We move from conceptual design through to the supervision of construction, which means that the precision of the original intent is carried all the way through to the finished building. This matters enormously in residential work, where details at the level of how a window seat meets a wall, or how a terrace drain is resolved, determine whether the experience of the space holds up or quietly falls apart.
The process begins with context. Before we design anything, we spend time understanding the site — its orientation, its relationship to the surrounding fabric, its topography, its microclimate. We spend equal time understanding how the client actually lives: how they move through a morning, how they use shared and private spaces, whether they cook for themselves or for groups, whether they work from home, how they relate to the outdoors. This intelligence shapes every decision that follows.
Design then proceeds as a dialogue. Concepts are developed, tested, challenged, refined. The client is present throughout this process — not as a passive approver but as an active voice. The best residential outcomes happen when the studio’s design position and the client’s lived knowledge are in genuine conversation with each other.
Construction, finally, is treated as an extension of design — not a separate phase. The studio’s integrated approach means that architecture, interiors, and landscape are conceived as a single coherent system, and that the supervision of their execution is handled with the same precision as their original conception.
A Note on What This Means for Renovation
Not every residential project begins with an empty site. Some of our most demanding and rewarding work has involved existing structures — an apartment in Thessaloniki, a heritage eclectic building in the historic centre of the city — where the challenge is to read what is already there, understand what it wants to become, and intervene with precision rather than force.
Good renovation asks the same questions as good new construction: How does light move through this space? What is the relationship between inside and outside? Does the layout serve the way people actually live? The answers may require more careful negotiation with existing conditions, but the standard of the outcome should be identical. A renovated apartment that has been designed with the same rigour as a new villa will perform, feel, and age just as well.

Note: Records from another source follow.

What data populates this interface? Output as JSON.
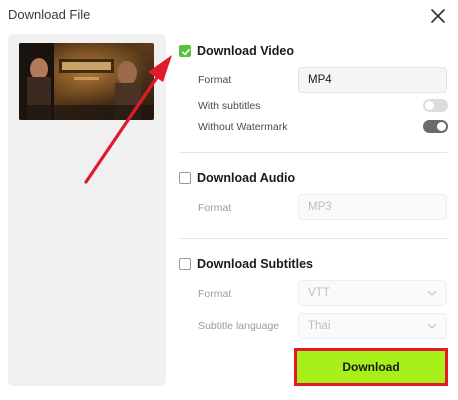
{
  "dialog": {
    "title": "Download File"
  },
  "video": {
    "heading": "Download Video",
    "checked": true,
    "format_label": "Format",
    "format_value": "MP4",
    "subtitles_label": "With subtitles",
    "subtitles_on": false,
    "watermark_label": "Without Watermark",
    "watermark_on": true
  },
  "audio": {
    "heading": "Download Audio",
    "checked": false,
    "format_label": "Format",
    "format_value": "MP3"
  },
  "subtitles": {
    "heading": "Download Subtitles",
    "checked": false,
    "format_label": "Format",
    "format_value": "VTT",
    "language_label": "Subtitle language",
    "language_value": "Thai"
  },
  "actions": {
    "download_label": "Download"
  },
  "icons": {
    "close": "close-icon",
    "check": "check-icon",
    "chevron": "chevron-down-icon"
  },
  "colors": {
    "accent_green": "#57c33a",
    "download_bg": "#a8f01a",
    "highlight_red": "#e0192b"
  }
}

The Arde Studio Process — What to Expect at Every Stage
① Site & Context Analysis
- Site orientation studied and documented
- Relationship to surrounding urban or natural fabric assessed
- Topography and microclimate mapped
- Constraints and opportunities identified
② Client & Lifestyle Brief
- How you move through your morning — routines and rhythms understood
- Shared vs. private space needs clarified
- Cooking, working from home, and social habits discussed
- Your relationship to outdoor space defined
③ Concept Development
- Initial concept presented and discussed
- Design tested, challenged, and iterated
- Client feedback actively integrated at every round
- Final concept agreed before proceeding
④ Integrated Design
- Architecture, interiors, and landscape designed as one system
- No discipline treated as an afterthought or added later
- Material palette resolved across all spaces
- Technical and aesthetic decisions aligned
⑤ Construction & Supervision
- Design intent carried through to execution
- Studio present on site throughout construction
- Details — joints, thresholds, finishes — supervised directly
- Final result matches the precision of the original design
Good architecture asks nothing of you. It simply makes your life — quietly, persistently, invisibly — better. That is what we build toward at THE ARDE STUDIO®. Not impact. Not spectacle. Just space that works, deeply and durably, for the people who live inside it. We would be glad to build it with you.